Mas os outros sete ministros entenderam que o caso deveria ser transferido para vara criminal na Paraíba – o que aconteceu. Como o crime prescreveria naquele ano, Cunha Lima ficou impune. Ele respondia por tentativa de homicídio contra o adversário político Tarcísio Buriti desde 1995.
– A competência desta Corte se limita ao julgamento daqueles que sejam titulares de mandato.
É uma competência estrita que não admite alargamentos. E, via de consequência, não sendo viável, não sendo possível reinstalar o acusado na condição de deputado federal, cargo do qual se apartou voluntária e irrevogavelmente, entendo que não subsiste a competência desta Casa – disse no voto a ministra Ellen Gracie, que presidia o tribunal.
Hoje, o plenário do STF é outro. Dois dos ministros que participaram do julgamento não estão mais na Corte. Além disso, ministros que votaram pela transferência do foro mudaram de ideia – especialmente levando em consideração o risco de impunidade.
O caso só será discutido em plenário se houver renúncia por parte de João Paulo Cunha ou Valdemar Costa Neto. Como a questão pode ser examinada no futuro, os ministros não quiseram tornar públicas suas opiniões.
– Se houver renúncia no caso do mensalão, estarei disposto a rever minha posição – disse um dos ministros que votou de forma diversa em 2007.
Quando um processo muda de foro, muitas vezes as instruções são refeitas – especialmente os depoimentos.
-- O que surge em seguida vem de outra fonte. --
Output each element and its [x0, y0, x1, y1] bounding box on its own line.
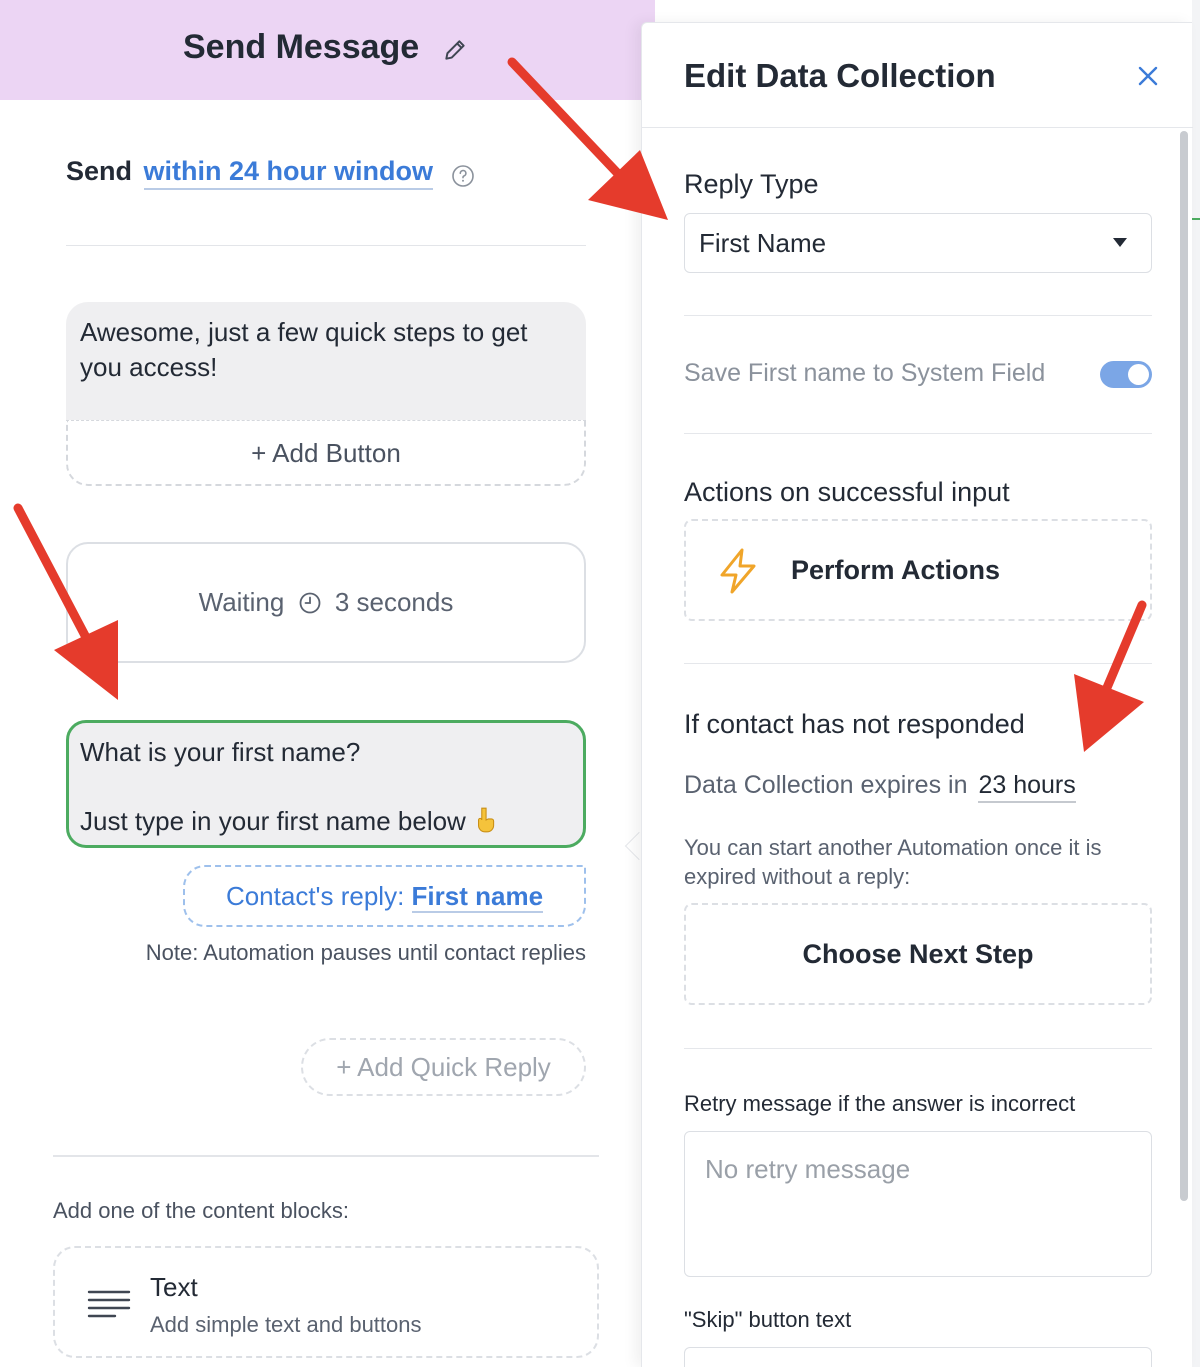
send-window-setting: Send within 24 hour window [66, 156, 434, 190]
expires-value[interactable]: 23 hours [978, 771, 1076, 803]
skip-button-text-input[interactable] [684, 1347, 1152, 1367]
flow-editor: Send Message Send within 24 hour window … [0, 0, 655, 1367]
text-content-block[interactable]: Text Add simple text and buttons [53, 1246, 599, 1358]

Com isso, é provável haver a prescrição dos crimes antes do julgamento.
No caso do mensalão, a prescrição será definida a partir da sentença a ser dada pelos ministros em 2012.
Isso porque, segundo o Código Penal, se for arbitrado a pena mínima, a prescrição tem tempo menor e, se for dada a pena máxima, possui prazo maior.
Além dos deputados, são réus o ex-ministro-chefe da Casa Civil José Dirceu e o publicitário Marcos Valério, entre outros.